Kopfzeile

Therapien

Neben der pädagogischen Förderung bedürfen unsere Schülerinnen und Schüler aufgrund komplexer Behinderungsbilder oftmals einer therapeutischen Behandlung.
In unserer Schule ermöglichen wir Kindern und Jugendlichen, während des Schulalltags Therapieangebote in unseren Räumlichkeiten wahrzunehmen, die von außerschulischen Ergotherapeutinnen und Krankengymnastinnen angeboten werden.
Seit diesem Halbjahr besteht auch ein Logopädie-Angebot. Genauere Informationen hierzu folgen!

 

 Ergotherapie erfolgt auf ärztliche Verordnung bei motorisch-funktionellen,
sensomotorisch-perzeptiven, neuropsychologischen und/oder psychosozialen Störungen mit dem Ziel, die individuelle Handlungsfähigkeit zu entwickeln.
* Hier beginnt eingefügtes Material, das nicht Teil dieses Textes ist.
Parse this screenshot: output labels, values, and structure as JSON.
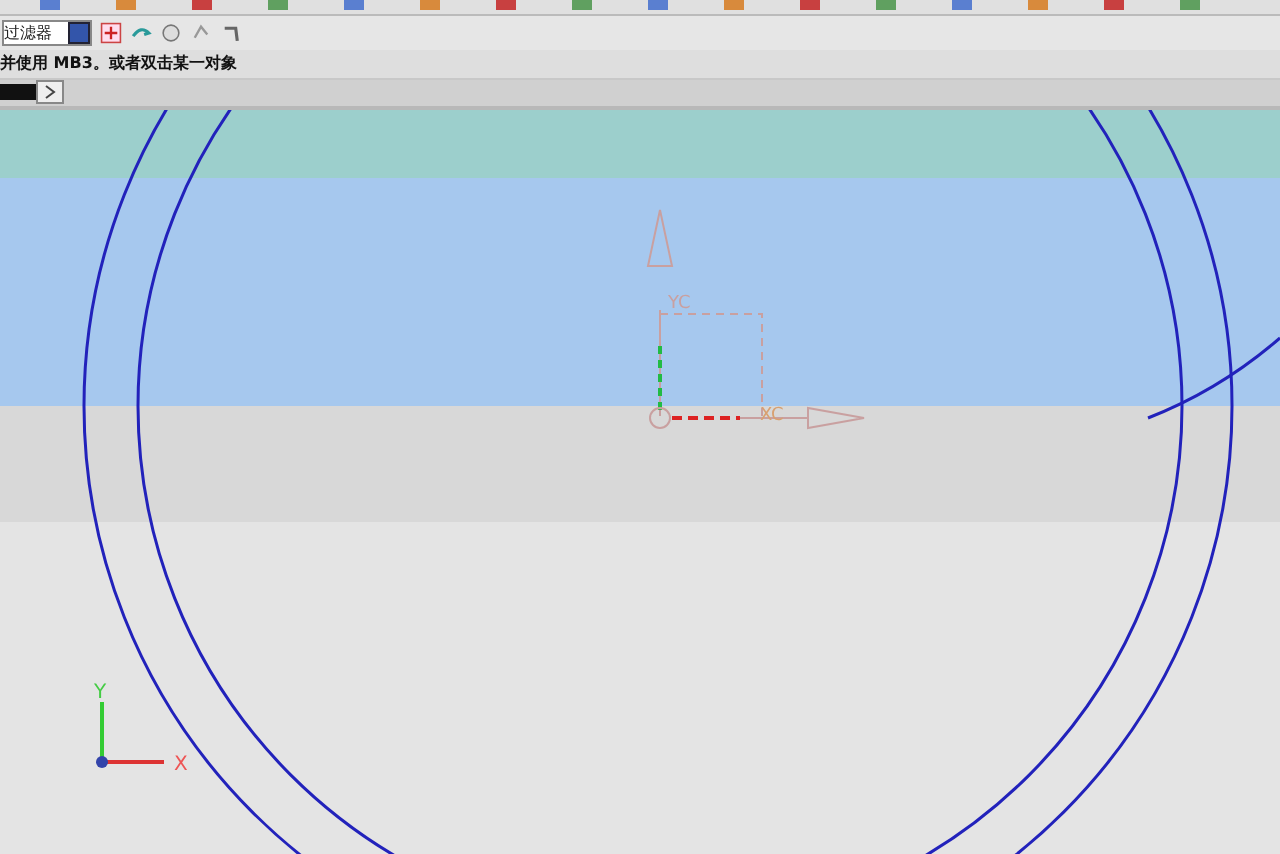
{
  "toolbar": {
    "filter": {
      "value": "过滤器"
    }
  },
  "prompt": {
    "text": "并使用 MB3。或者双击某一对象"
  },
  "viewport": {
    "wcs": {
      "x_label": "XC",
      "y_label": "YC"
    },
    "triad": {
      "x_label": "X",
      "y_label": "Y"
    }
  }
}
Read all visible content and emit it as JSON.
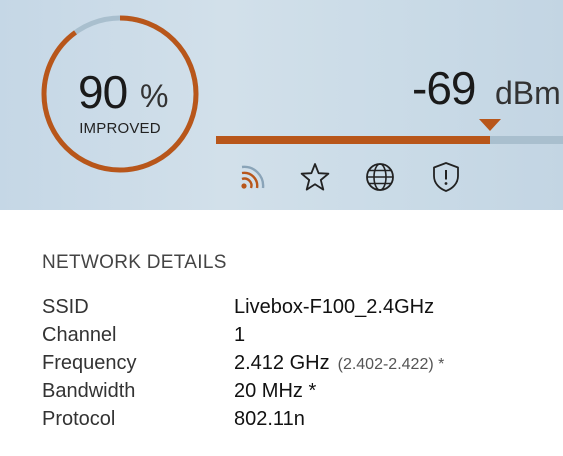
{
  "header": {
    "improvement": {
      "value": "90",
      "unit": "%",
      "label": "IMPROVED",
      "fraction": 0.9
    },
    "signal": {
      "value": "-69",
      "unit": "dBm",
      "level_fraction": 0.79
    },
    "icons": [
      {
        "name": "wifi-signal-icon"
      },
      {
        "name": "star-icon"
      },
      {
        "name": "globe-icon"
      },
      {
        "name": "shield-alert-icon"
      }
    ]
  },
  "details": {
    "title": "NETWORK DETAILS",
    "rows": [
      {
        "label": "SSID",
        "value": "Livebox-F100_2.4GHz",
        "extra": ""
      },
      {
        "label": "Channel",
        "value": "1",
        "extra": ""
      },
      {
        "label": "Frequency",
        "value": "2.412 GHz",
        "extra": "(2.402-2.422) *"
      },
      {
        "label": "Bandwidth",
        "value": "20 MHz *",
        "extra": ""
      },
      {
        "label": "Protocol",
        "value": "802.11n",
        "extra": ""
      }
    ]
  },
  "colors": {
    "accent": "#b8561a",
    "gauge_track": "#a9bfce",
    "header_bg": "#c9dbe8"
  }
}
Krankengymnastik zielt darauf ab, Beeinträchtigungen des Stütz- und Bewegungsapparates durch spezielle gymnastische Übungen zu beseitigen oder zu mildern. Auch sie erfolgen auf ärztliches Rezept und werden über die Krankenkasse abgerechnet.

 

Durch die Hereinnahme der Therapie in die Schule wird der interdisziplinäre Wissenstransfer aller am Förderprozess unserer Schülerinnen und Schüler beteiligten Fachkräfte wesentlich erleichtert. Gegenseitige Hospitationen in Therapie und Unterricht, Absprachen hinsichtlich  des Förderbedarfs einzelner Schüler sowie Beratungen, wie die in der Therapie angelegte Förderung im Unterricht unterstützt werden kann, optimieren eine konsequente pädagogisch-therapeutische Förderung.

Sowohl Schülerinnen und Schüler als auch deren Eltern werden durch den Wegfall zusätzlicher Termine entlastet. Dies ist in vielen Fällen eine Notwendigkeit, da die Schüler nach dem ganztägigen Unterricht häufig erschöpft sind, die Anfahrtswege für viele Familien erheblich wären und die Therapiedauer in der Regel mehrere Jahre umfasst.